Joy Enough by Sarah McColl
Author:Sarah McColl
Language: eng
Format: epub
Publisher: Liveright
Published: 2018-11-29T16:00:00+00:00
The windward side of the island was dense with water-thick rain forest foliage. In the rental car, my husband turned the radio to a pop station. I dangled my hand out the window on the highway, and examined my face in the side-view mirror. New pimples. We had three agenda items that day: visit a Buddhist temple; attend the Polynesian Cultural Center; and see the beach at Kailua, which he remembered from the last time he was on the island and in love with another woman.
We parked in a bleached, palm-lined lot, the sun-soaked pavement hot as a range, then walked a narrow sandy path past lush, low-growing sea lettuce and down to the waterline. I picked up a kalanchoe flower that had fallen onto the path and tucked it behind my ear.
The pale sand of Kailua Beach rings a turquoise bay, bookended between the high volcanic peaks of the Ko’olau Range. The sky arches to the water, the convex curve of blue meeting blue and then our bare feet sliding into the hot sand. I wore a black string bikini under a white linen dress, the skirt made of widening tiers like a cake, swirling fiercely around my legs. His hair stood on end in the wind, his eyes squinting in the brightness. We walked up and down the beach, its beauty like an impenetrable wall. We never seemed to arrive. I looked for a break in the landscape, for a loophole, something set askew. The sound of the wind at my ears was like traffic. I reached to rearrange the flower.
“Congratulations!” warbled through the wind to us. A man with a naked torso, as tan as a nut, his hulking hand holding a black ribbon leash that led to a perky Chihuahua, was beaming at us.
My husband shouted back, confused. “What’s that?”

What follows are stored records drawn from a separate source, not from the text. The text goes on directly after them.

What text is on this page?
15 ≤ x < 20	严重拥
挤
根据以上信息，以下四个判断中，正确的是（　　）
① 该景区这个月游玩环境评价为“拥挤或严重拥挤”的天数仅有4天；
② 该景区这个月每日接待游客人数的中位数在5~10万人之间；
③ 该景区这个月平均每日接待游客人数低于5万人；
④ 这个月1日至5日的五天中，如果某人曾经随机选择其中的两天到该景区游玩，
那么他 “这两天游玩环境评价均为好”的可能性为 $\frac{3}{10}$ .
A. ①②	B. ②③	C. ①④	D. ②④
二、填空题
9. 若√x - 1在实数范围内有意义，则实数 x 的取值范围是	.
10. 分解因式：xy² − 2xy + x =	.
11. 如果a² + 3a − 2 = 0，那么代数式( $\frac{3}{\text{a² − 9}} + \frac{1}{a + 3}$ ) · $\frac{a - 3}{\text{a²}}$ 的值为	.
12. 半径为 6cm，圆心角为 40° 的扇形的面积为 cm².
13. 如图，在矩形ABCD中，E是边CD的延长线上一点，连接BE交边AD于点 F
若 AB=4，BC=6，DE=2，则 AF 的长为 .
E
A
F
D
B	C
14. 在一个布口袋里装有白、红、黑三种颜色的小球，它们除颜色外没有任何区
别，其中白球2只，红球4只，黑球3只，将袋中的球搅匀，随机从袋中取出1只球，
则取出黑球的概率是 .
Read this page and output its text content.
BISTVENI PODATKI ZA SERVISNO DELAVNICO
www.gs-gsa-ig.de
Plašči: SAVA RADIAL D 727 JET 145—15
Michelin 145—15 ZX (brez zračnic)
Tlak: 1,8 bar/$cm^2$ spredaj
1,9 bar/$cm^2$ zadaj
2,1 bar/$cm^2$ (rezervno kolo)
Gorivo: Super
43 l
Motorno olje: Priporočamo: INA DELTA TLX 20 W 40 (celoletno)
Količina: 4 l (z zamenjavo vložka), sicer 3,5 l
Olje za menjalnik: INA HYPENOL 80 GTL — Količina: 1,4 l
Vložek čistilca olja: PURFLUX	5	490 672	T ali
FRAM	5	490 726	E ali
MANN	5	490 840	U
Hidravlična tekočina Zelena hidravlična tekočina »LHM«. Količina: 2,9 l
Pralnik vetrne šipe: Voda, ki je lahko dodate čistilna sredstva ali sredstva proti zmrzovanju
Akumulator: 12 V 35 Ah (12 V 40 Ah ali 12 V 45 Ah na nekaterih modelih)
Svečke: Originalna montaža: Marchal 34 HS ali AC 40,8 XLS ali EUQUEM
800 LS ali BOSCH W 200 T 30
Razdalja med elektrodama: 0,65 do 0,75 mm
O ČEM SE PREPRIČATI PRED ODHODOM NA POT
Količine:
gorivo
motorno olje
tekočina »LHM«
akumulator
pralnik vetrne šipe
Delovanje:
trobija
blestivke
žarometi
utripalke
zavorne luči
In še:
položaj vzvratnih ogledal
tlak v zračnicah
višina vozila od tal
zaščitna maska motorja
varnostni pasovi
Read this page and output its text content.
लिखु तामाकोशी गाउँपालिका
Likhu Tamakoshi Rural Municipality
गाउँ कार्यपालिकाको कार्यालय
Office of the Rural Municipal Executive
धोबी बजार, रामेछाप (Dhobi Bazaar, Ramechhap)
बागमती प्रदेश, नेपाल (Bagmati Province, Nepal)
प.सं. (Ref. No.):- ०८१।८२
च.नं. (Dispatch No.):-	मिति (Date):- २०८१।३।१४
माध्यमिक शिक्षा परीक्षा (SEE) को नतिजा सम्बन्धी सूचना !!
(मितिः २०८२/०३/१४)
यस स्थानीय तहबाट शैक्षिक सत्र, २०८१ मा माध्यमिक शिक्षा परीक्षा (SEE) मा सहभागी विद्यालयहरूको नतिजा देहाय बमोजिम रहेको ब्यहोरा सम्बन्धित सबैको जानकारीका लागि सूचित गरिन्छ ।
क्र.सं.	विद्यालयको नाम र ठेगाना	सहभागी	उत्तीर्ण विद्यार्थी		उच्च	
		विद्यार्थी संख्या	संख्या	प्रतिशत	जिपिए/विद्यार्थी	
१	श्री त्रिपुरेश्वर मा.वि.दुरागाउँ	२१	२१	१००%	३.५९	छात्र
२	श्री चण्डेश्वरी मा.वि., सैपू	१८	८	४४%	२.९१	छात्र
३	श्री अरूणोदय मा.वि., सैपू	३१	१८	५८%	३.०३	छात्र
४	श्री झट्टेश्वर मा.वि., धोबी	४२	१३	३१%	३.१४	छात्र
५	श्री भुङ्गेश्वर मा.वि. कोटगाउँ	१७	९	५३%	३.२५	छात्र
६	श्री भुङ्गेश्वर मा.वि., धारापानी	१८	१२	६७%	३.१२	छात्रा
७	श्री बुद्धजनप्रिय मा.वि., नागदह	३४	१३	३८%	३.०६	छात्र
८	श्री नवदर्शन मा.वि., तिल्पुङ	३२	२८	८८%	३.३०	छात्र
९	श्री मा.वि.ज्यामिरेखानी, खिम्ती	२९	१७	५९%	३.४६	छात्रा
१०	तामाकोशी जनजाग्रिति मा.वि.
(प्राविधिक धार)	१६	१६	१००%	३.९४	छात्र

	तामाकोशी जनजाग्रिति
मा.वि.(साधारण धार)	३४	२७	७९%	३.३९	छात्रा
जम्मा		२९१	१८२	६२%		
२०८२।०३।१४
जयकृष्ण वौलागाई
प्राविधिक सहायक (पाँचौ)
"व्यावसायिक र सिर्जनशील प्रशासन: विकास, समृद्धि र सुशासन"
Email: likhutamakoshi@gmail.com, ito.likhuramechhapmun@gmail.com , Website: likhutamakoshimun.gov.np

“I said, ‘Congratulations!’ You’re in this long white dress, you got the flower behind your left ear like a wedding band. And you,” he looked at my husband knowingly, as if they shared a secret language. “You’re newlyweds, right?”
We looked down at our clothes, and then back to him, laughing.
“Look at that,” my husband said. “You’re right.”
Was that all it took? A plane ride, frozen drinks, a wide white expanse of beach unspooling to the horizon? One of us thought it did, more present in paradise than in our days making the bed, clearing the table, rinsing the dishes in the sink. The other preferred the ordinary hours, felt here in the tropical sunshine as empty as an abandoned shell.